Mais il y a également ses hésitations, ses doutes, sa faculté de se subir davantage que de se guider. Elle aime, mais sait-elle ce qu’est aimer ?
« Hélas ! comme la vue de ce que j’aime, beauté de mon amie, suavité des forêts fresnoises, désir de Renaud, suscite en moi la même émotion, la même faim de possession et d’embrasement !... N’ai-je donc qu’une seule façon de sentir ?... » (p. 463)
Et puis surtout, comment est-elle aimée ? Ainsi, de Rézi :
« Au fait, qu’aime-t-elle en moi ? Je perçois bien la sincérité, sinon de sa tendresse, au moins de son désir, et je crains – oui, déjà, je crains – que ce désir seul l’anime. » (p. 454)

Grâce à Willy, Colette a fréquenté le salon de Mme Arman de Caillavet, où elle rencontra notamment Anatole France. Dans le roman, ces figures de la vie parisienne deviennent la mère Barmann et l’académicien Gréveuille. Et puis, elle y fit la connaissance de Proust, ce qui nous vaut ce passage de Claudine en ménage :
« Un mercredi, chez cette mère Barmann, je fus traquée, poliment, par un jeune et joli garçon de lettres. (Beaux yeux, ce petit, un soupçon de blépharite ; n’importe…) Il me compara – toujours mes cheveux courts ! – à Myrtocleia, à un jeune Hermès, à un Amour de Prud’hon ; il fouilla, pour moi, sa mémoire et les musées secrets, cita tant de chefs-d’œuvre hermaphrodites que je songeai à Luce, à Marcel, et qu’il faillit me gâter un cassoulet divin, spécialité de la maison, servi dans de petites marmites cerclées d’argent. "À chacun sa marmite ; comme c’est amusant, n’est-ce pas cher Maître ?" chuchotait Maugis dans l’oreille de Gréveuille, et le pique-assiette sexagénaire acquiesçait d’un asymétrique sourire.
Mon petit complimenteur, excité par ses propres évocations, ne me lâchait plus. Blottie dans une guérite Louis XV, j’entendais sans l’écouter qu’à peine, défiler sa littérature… Il me contemplait de ses yeux caressants, à longs cils, et murmurait, pour nous deux :
"Ah ! c’est la rêverie de Narcisse enfant, que la vôtre, c’est son âme emplie de volupté et d’amertume…
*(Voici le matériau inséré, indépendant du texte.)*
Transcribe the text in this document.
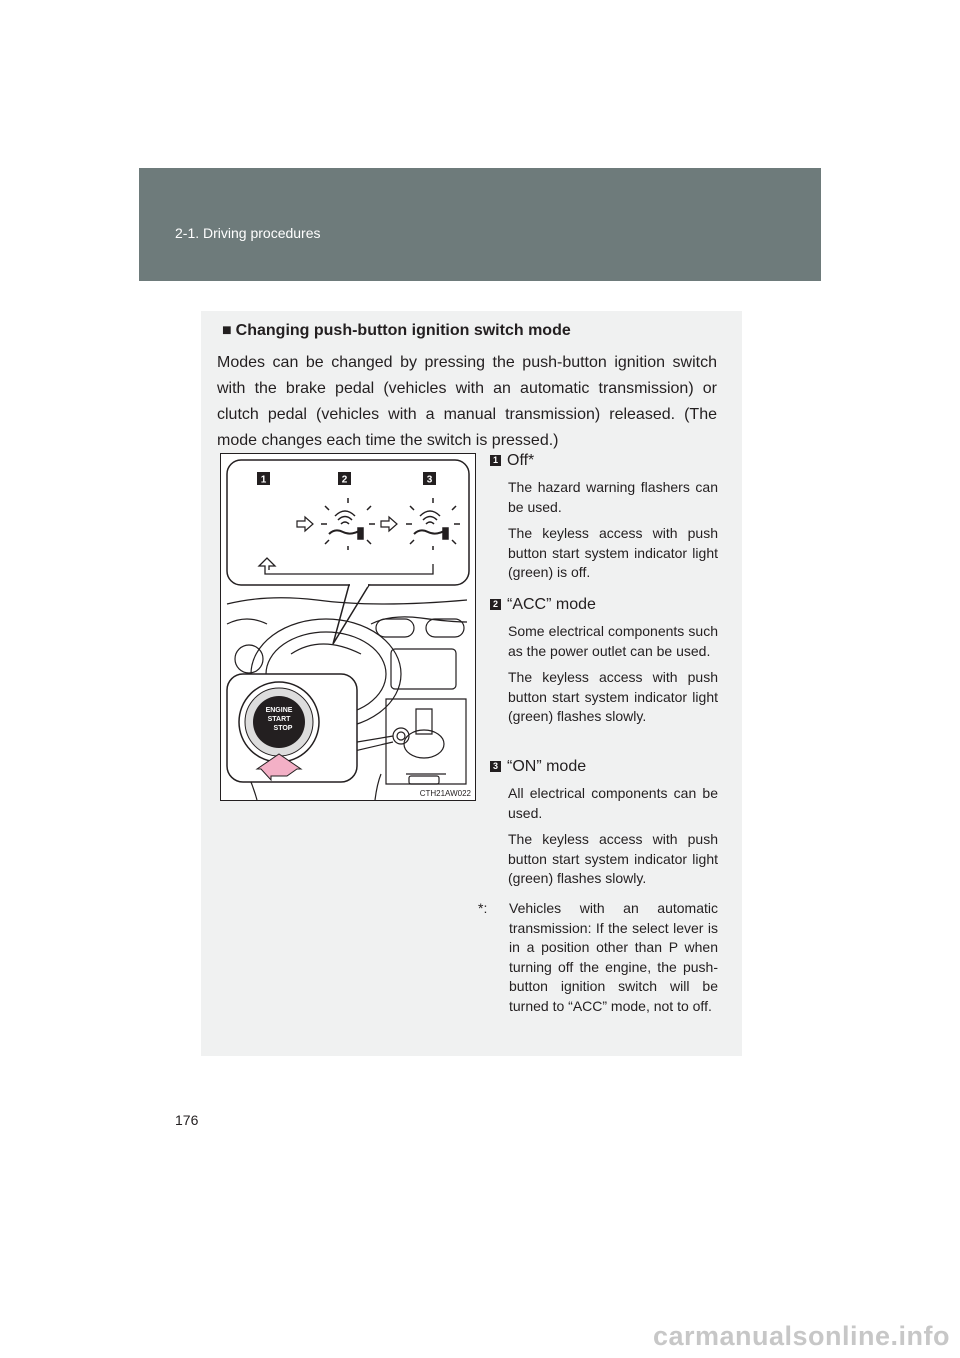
2-1. Driving procedures
■ Changing push-button ignition switch mode
Modes can be changed by pressing the push-button ignition switch with the brake pedal (vehicles with an automatic transmission) or clutch pedal (vehicles with a manual transmission) released. (The mode changes each time the switch is pressed.)
1	2	3
ENGINE
START
STOP
CTH21AW022
1 Off*
The hazard warning flashers can be used.
The keyless access with push button start system indicator light (green) is off.
2 “ACC” mode
Some electrical components such as the power outlet can be used.
The keyless access with push button start system indicator light (green) flashes slowly.
3 “ON” mode
All electrical components can be used.
The keyless access with push button start system indicator light (green) flashes slowly.
*: Vehicles with an automatic transmission: If the select lever is in a position other than P when turning off the engine, the push-button ignition switch will be turned to “ACC” mode, not to off.
176
carmanualsonline.info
– Monsieur, lui dis-je fermement, vous divaguez. Je n’ai l’âme pleine que de haricots rouges et de petits lardons fumés."
Il se tut, foudroyé.
Renaud me gronda un peu, et rit davantage.
» (pp. 427-428)
De Proust, de Colette, de Willy, de qui en apprend-t-on le plus à travers cette page ?
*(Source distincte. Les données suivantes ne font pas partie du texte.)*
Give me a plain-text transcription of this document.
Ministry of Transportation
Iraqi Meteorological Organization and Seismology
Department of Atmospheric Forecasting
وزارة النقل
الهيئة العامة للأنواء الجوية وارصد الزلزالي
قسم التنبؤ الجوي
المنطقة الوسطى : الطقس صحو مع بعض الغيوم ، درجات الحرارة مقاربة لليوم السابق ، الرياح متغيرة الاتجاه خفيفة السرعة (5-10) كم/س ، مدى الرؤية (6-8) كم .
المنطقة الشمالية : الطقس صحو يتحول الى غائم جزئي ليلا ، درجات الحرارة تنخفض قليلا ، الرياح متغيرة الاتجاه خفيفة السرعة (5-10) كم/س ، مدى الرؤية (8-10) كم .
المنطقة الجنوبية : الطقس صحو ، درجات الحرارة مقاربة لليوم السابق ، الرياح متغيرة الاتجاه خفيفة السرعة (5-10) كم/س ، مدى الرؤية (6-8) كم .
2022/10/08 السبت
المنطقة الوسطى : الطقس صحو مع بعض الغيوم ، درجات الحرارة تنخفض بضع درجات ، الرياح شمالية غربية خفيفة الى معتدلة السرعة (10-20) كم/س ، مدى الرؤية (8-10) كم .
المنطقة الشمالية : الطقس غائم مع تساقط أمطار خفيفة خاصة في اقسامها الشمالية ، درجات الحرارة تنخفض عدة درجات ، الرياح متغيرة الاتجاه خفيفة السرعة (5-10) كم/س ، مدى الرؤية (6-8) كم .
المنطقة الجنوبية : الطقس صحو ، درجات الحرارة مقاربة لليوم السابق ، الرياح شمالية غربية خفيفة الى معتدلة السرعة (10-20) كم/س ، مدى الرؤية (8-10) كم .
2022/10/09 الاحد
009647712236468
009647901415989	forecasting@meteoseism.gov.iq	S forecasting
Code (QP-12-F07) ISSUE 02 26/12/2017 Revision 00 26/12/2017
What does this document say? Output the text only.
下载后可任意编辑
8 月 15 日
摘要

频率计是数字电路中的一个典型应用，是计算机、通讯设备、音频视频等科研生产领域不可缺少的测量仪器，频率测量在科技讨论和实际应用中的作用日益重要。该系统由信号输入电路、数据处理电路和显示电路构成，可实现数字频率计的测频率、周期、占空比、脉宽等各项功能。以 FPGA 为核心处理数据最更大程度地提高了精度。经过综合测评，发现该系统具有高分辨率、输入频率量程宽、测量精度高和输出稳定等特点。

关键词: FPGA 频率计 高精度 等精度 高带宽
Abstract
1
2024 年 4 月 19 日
Je voudrais dire ici un mot de l’édition de La Pléiade. Ce premier volume des Œuvres de Colette a été publié en 1984. C’était l’époque où la célèbre collection de Gallimard péchait sans doute le plus par un excès d’appareil critique. Il représente dans ce volume-là quelque 33 % de l’espace imprimé. Certes, l’appareil critique fait la richesse des éditions de La Pléiade. Mais point trop n’en faut. Il y a un moment où l’abondance des notes nuit à la lecture, au point qu’on se surprend à en passer pour les relire ensuite d’une traite, hors contexte, sans quelquefois bien comprendre. D’ailleurs, qui dit abondance des notes dit relativité de leur intérêt. Qu’importe après tout le nom actuel d’une rue de Paris citée par Colette ! Et lorsque Paul D’Hollander épilogue sur la vraisemblance du graffiti retrouvé sur le banc de l’école (note 1, p. 396), on a envie de dire : « À quoi bon ? »

(1) Colette, Œuvres I, Gallimard, Bibliothèque de La Pléiade, éd. dir. par Claude Pichois, 1984, pp. 377-529.
(2) C’est en 1902, au moment où Colette écrit Claudine en ménage, que le Louvre ouvrit la salle spécialement consacrée à ces œuvres de Rubens, lesquelles œuvres ont été peintes entre 1621 et 1625.